In the second part of the book, Hale discusses the role of the outsider as it played out in the variations of the Civil Rights movement in the 1950s and the 1960s. She discusses how the black power movement rejected middle class American imaginations of the outsider and how these imaginations then transferred, in many instances, to other causes. Hale offers what I thought was a sympathetic look at the Jesus people and their attempts to return to God, as they perceived God, and a far less sympathetic look at Jerry Falwell and at abortion opponents who coopted the peaceful disobedience techniques utilized by the civil rights movement in the 1950s and 1960s to pursue their disagreement with legalized abortion.
Throughout the book and in a too-brief concluding chapter, Hale tries to assess the strengths and weaknesses of American's view of the outsider. The concept of the outsider has become so broad that, except for extreme cases, it is now difficult to distinguish it from the mainstream.
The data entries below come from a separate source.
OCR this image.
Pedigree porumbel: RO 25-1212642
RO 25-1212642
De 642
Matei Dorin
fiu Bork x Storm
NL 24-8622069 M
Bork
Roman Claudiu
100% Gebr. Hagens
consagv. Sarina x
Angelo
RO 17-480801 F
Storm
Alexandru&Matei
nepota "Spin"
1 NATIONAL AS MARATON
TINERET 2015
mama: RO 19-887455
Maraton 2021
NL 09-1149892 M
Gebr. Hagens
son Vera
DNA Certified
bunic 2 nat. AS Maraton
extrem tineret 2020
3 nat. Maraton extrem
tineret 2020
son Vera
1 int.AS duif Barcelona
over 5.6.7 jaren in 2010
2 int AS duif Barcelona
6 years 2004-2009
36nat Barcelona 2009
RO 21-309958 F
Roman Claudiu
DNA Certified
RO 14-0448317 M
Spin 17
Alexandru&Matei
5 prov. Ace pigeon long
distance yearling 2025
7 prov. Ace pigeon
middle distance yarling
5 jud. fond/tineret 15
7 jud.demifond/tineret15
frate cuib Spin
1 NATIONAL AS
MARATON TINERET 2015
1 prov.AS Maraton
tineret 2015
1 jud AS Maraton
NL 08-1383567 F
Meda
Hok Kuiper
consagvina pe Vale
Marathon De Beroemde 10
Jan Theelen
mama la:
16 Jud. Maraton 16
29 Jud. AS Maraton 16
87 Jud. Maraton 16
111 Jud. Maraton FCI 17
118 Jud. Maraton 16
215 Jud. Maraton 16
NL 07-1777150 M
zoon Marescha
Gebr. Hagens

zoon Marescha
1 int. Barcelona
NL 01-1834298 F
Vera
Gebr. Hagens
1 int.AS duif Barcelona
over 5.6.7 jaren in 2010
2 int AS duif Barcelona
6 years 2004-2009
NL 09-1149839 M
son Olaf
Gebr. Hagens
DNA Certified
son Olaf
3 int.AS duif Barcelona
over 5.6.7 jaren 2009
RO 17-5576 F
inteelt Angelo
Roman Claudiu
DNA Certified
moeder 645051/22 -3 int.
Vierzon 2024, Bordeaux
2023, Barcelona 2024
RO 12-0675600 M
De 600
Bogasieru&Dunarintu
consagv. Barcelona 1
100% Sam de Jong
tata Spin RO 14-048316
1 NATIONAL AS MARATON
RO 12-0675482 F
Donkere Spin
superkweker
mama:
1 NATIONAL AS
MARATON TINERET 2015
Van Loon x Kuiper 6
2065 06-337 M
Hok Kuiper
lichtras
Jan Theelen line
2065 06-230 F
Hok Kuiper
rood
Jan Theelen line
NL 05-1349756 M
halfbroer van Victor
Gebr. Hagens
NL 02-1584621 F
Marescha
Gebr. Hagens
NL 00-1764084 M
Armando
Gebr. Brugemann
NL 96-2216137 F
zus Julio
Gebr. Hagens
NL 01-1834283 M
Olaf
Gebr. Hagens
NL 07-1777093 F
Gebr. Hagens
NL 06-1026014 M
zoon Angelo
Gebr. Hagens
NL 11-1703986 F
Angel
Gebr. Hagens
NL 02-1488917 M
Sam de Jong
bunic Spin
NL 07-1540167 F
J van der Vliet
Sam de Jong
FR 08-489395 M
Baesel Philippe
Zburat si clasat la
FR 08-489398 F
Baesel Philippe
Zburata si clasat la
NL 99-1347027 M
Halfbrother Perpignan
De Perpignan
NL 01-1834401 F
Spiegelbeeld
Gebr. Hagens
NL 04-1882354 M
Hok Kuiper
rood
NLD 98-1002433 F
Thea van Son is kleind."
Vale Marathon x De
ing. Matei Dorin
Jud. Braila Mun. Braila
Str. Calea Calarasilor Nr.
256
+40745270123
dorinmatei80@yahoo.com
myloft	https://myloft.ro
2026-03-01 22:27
Hale finds that the focus on outsiders creates a largely imaginary portrayal of the outsider figure and frequently works to avoid focusing upon and addressing hard, concrete issues. But she also finds that the outsider myth works "because it denies at the imaginary level the contradictions between the human fantasy of absolute individual autonomy and the human need for grounding in historical and contemporary social connections." It also is important, for Hale, because it encourages the middle class and those in authority to put aside and disavow the economic and political power they have in favor of other goals. She concludes that the time has come to develop "a new romance" in the loose tradition of the outsider. (p.. 308)
The book is carefully, thoughtfully, and on the whole even-handedly written. It is dense and well-documented. Although there is no bibliography, the detailed and substantive endnotes refer to a large range of important source material. In reading this book, I was reminded of some of the preoccupations, good and bad, of my life, and was able to understand them more fully. This book is valuable in its understanding of American life in the mid-20th Century.